Speaking to Steve Denyer on Virgin Radio’s June pop-up station Virgin Radio Pride, the screen and stage actor spoke about living as a trans woman, emphasising that she knew she identified as such as early as 1967.
“I was five when I knew I was trans,” Izzard said. “I loved playing football and I was very scrappy in school so no one said: ‘You must be trans’. Kids are braver these days, I wasn’t at that point.”
Izzard, whose mother passed away when she was six, went on to speak about her decision to come out to her father at the same time she did so publicly, in 1985.

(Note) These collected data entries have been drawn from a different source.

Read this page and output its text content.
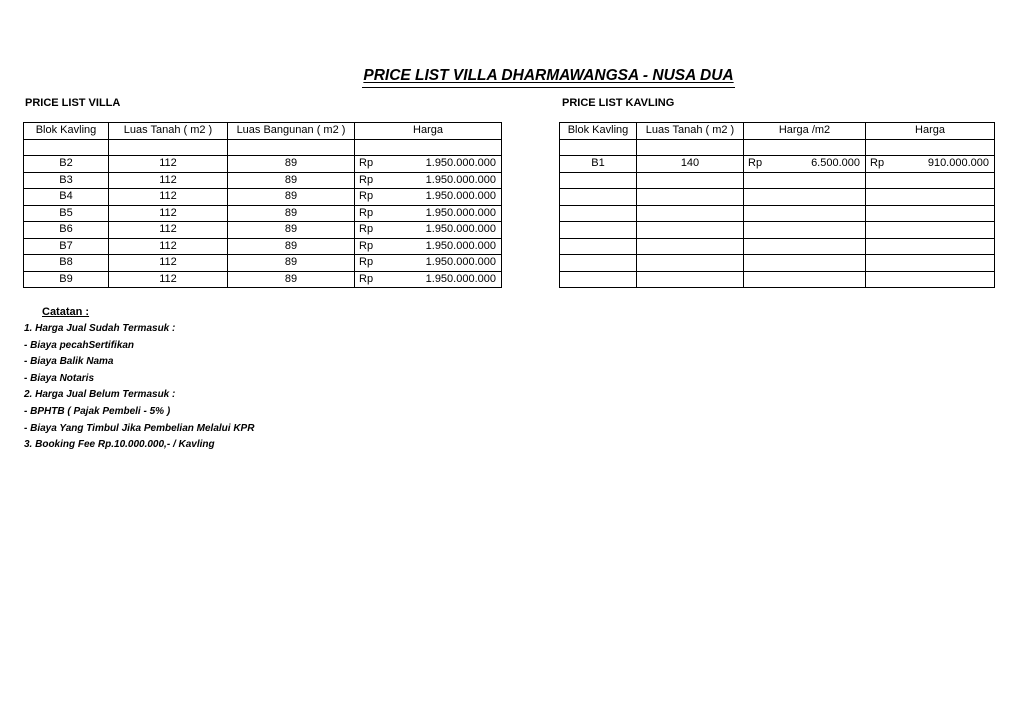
PRICE LIST VILLA DHARMAWANGSA - NUSA DUA
PRICE LIST VILLA	PRICE LIST KAVLING
Blok Kavling	Luas Tanah ( m2 )	Luas Bangunan ( m2 )	Harga

B2	112	89	Rp 1.950.000.000

B3	112	89	Rp 1.950.000.000

B4	112	89	Rp 1.950.000.000

B5	112	89	Rp 1.950.000.000

B6	112	89	Rp 1.950.000.000

B7	112	89	Rp 1.950.000.000

B8	112	89	Rp 1.950.000.000

B9	112	89	Rp 1.950.000.000
Blok Kavling	Luas Tanah ( m2 )	Harga /m2	Harga

B1	140	Rp 6.500.000	Rp 910.000.000

Catatan :
1. Harga Jual Sudah Termasuk :
- Biaya pecahSertifikan
- Biaya Balik Nama
- Biaya Notaris
2. Harga Jual Belum Termasuk :
- BPHTB ( Pajak Pembeli - 5% )
- Biaya Yang Timbul Jika Pembelian Melalui KPR
3. Booking Fee Rp.10.000.000,- / Kavling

“I wasn’t going to live a lie,” she said. “You never know how your parents will react, I’ve heard some horror stories. My dad said if mum was alive, she would had been OK about it. That was a nice thing to say.
“Some people and press were bemused, especially as I wore trousers at that point. So I thought: ‘I’ll throw on some makeup and a dress’. They still called me a mess, so I said, ‘OK, I’ve gotta work on that’.”
“I believe in the future, and hope we’ll get to a place where we will say women’s rights are human rights and trans rights are human rights. End of story.”
The Doctor Jekyll star, who put her name forward to be the Labour candidate for Brighton Pavilion at the upcoming general election, after current MP – the Green Party’s Caroline Lucas – announced that she would not be standing again.
Izzard, who was not selected as the parliamentary candidate, recently suggested that being a trans woman negatively affected her chances of becoming an MP.
“If you’re transphobic, getting a trans MP is not what you want,” she told The Times.